Wermutstropfen: Wer mehr als 50.000 Euro in Tickets investiert, aber noch kein Großkunde ist, der erhält vom nächsten Jahr an einen um bis zu 1 Prozentpunkt geringeren Rabatt – nämlich je nach Volumen 5 bis 5,5 statt 5,5 bis 6 Prozent. „Aus Ausgleich bieten wir den Firmen Sonderaktionen an, zum Beispiel Gutscheine, die man etwa für den Kauf von Bahn-Cards, Fahrscheinen oder für Parkhäuser nutzen kann“, verspricht Arndt. Ziel des neuen Konzeptes sei, „Firmenkunden von der Straße auf die Schiene zu holen und die 1. Klasse zu stärken“. Für Kleinstkunden und Selbstständige hat die DB frisch ihr Portal „Smart“ gestartet. OBT wiederum bietet Bahn, Flug, Hotel und Mietwagen über eine einzige Plattform.
Dass die Kunden auf der Schiene bleiben, dafür sorgt auch der Thalys, Denn neuerdings lassen sich Nahverkehrstickets für die Weiterfahrt direkt an der Zugbar kaufen.
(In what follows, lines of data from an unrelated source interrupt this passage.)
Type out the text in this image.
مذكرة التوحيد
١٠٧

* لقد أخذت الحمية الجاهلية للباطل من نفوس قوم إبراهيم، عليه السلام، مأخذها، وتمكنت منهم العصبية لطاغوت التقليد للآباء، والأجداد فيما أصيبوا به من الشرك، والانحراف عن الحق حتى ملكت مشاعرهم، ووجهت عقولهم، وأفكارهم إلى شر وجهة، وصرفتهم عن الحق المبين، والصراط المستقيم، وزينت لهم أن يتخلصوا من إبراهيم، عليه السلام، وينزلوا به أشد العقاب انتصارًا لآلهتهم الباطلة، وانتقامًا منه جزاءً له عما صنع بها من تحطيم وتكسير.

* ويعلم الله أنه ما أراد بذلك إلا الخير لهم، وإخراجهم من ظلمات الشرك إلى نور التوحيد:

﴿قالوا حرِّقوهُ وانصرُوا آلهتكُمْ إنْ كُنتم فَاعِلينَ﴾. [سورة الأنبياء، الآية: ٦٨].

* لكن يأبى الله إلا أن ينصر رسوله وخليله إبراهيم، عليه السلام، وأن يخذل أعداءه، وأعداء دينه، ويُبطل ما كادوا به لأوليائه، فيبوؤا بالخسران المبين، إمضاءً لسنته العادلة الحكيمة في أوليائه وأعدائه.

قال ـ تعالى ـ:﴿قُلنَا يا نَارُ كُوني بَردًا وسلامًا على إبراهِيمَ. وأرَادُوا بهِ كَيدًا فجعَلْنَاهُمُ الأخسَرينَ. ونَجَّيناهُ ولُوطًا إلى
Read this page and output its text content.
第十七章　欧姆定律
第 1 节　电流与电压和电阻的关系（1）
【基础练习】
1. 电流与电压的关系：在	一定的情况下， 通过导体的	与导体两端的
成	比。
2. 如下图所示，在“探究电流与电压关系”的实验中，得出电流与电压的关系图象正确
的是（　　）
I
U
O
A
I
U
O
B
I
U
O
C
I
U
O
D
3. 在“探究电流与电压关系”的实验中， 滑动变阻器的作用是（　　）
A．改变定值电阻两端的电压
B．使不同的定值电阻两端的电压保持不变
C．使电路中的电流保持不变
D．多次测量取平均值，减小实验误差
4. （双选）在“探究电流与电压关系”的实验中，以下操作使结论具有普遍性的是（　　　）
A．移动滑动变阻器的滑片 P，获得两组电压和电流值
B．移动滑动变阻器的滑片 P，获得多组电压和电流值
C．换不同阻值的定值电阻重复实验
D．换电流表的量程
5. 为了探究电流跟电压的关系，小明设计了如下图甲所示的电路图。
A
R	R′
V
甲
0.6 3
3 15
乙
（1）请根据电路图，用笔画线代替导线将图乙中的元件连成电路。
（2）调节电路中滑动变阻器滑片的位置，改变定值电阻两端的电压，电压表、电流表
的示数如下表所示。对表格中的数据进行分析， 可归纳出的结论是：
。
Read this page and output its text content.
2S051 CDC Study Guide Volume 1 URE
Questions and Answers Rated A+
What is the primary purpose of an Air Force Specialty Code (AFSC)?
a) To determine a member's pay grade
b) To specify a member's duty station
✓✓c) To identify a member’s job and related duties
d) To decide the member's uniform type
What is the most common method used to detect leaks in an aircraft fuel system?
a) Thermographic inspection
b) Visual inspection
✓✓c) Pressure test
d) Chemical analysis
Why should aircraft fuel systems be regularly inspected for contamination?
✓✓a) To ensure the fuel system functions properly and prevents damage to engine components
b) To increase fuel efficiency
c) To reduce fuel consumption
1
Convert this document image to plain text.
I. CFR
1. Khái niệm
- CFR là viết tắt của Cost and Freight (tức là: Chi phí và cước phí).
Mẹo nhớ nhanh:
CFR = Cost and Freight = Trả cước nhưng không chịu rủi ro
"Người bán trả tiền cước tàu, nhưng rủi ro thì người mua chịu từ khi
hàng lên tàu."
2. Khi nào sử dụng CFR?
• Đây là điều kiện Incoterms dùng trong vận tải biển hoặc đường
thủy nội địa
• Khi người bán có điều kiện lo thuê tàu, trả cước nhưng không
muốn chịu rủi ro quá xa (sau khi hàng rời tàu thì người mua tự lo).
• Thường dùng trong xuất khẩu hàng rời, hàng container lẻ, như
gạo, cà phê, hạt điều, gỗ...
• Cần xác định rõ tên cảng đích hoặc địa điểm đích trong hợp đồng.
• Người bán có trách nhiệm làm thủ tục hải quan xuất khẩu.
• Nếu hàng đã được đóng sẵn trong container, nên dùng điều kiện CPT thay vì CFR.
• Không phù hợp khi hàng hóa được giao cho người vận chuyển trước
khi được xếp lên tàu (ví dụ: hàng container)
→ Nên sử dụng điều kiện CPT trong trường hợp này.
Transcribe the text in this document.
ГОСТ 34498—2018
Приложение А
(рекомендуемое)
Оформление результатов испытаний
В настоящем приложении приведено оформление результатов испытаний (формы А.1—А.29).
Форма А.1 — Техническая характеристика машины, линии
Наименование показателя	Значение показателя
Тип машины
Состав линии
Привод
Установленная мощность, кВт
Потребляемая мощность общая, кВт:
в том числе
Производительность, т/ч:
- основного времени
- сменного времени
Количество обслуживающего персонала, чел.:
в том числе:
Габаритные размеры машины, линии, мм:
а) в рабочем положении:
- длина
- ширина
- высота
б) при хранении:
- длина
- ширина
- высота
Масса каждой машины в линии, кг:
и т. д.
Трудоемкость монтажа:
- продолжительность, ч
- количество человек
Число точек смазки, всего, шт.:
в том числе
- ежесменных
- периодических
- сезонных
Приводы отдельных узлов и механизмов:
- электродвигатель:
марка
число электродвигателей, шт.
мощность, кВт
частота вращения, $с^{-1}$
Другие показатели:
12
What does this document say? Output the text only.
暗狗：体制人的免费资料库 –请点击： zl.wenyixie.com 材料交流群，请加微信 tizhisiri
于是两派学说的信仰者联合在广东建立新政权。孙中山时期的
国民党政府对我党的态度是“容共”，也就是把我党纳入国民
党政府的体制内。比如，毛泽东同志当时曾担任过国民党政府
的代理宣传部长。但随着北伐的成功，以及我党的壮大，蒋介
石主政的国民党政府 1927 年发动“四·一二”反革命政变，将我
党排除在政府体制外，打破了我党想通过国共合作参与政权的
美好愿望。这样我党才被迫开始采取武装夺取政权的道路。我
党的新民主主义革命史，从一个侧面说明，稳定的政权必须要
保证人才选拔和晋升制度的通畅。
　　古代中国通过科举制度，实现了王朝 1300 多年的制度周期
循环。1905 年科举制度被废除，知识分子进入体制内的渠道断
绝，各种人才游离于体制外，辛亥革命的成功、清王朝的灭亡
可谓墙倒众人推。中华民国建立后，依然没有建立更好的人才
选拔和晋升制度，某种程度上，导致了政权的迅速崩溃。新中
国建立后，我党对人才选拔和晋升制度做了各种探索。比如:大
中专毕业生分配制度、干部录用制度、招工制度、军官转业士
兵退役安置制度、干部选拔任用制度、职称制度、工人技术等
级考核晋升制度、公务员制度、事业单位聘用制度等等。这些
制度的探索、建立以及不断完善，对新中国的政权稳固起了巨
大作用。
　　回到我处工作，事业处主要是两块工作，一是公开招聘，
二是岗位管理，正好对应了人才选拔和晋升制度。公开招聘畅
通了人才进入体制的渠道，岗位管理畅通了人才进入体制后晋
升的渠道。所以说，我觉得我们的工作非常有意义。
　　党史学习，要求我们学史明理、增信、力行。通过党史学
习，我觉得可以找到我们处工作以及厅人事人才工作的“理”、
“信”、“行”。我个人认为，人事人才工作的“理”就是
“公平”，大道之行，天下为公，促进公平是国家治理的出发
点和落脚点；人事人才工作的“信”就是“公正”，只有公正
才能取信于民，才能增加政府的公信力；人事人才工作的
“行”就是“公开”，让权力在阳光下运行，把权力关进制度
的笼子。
Ein Plus gerade für Geschäftsreisende – stellt der Ticketautomat am Bahnhof doch häufig ein einziges Rätsel dar und bedeutet lange Wartezeiten. „Für Fahrscheine in Paris, Brüssel und in den meisten holländischen Städten brauchen Thalys-Reisende jetzt nach ihrer Ankunft nicht mehr Schlange zu stehen“, betont Konzernchef Olivier Poitrenaud. Für Köln und Aachen sind die Tickets kostenlos, und wer in eine belgische Stadt außerhalb Brüssels muss, bucht gleich beim Fahrscheinkauf den Tarif „jeder belgische Bahnhof“. In der Comfort 1 ist dieser sogar kostenlos.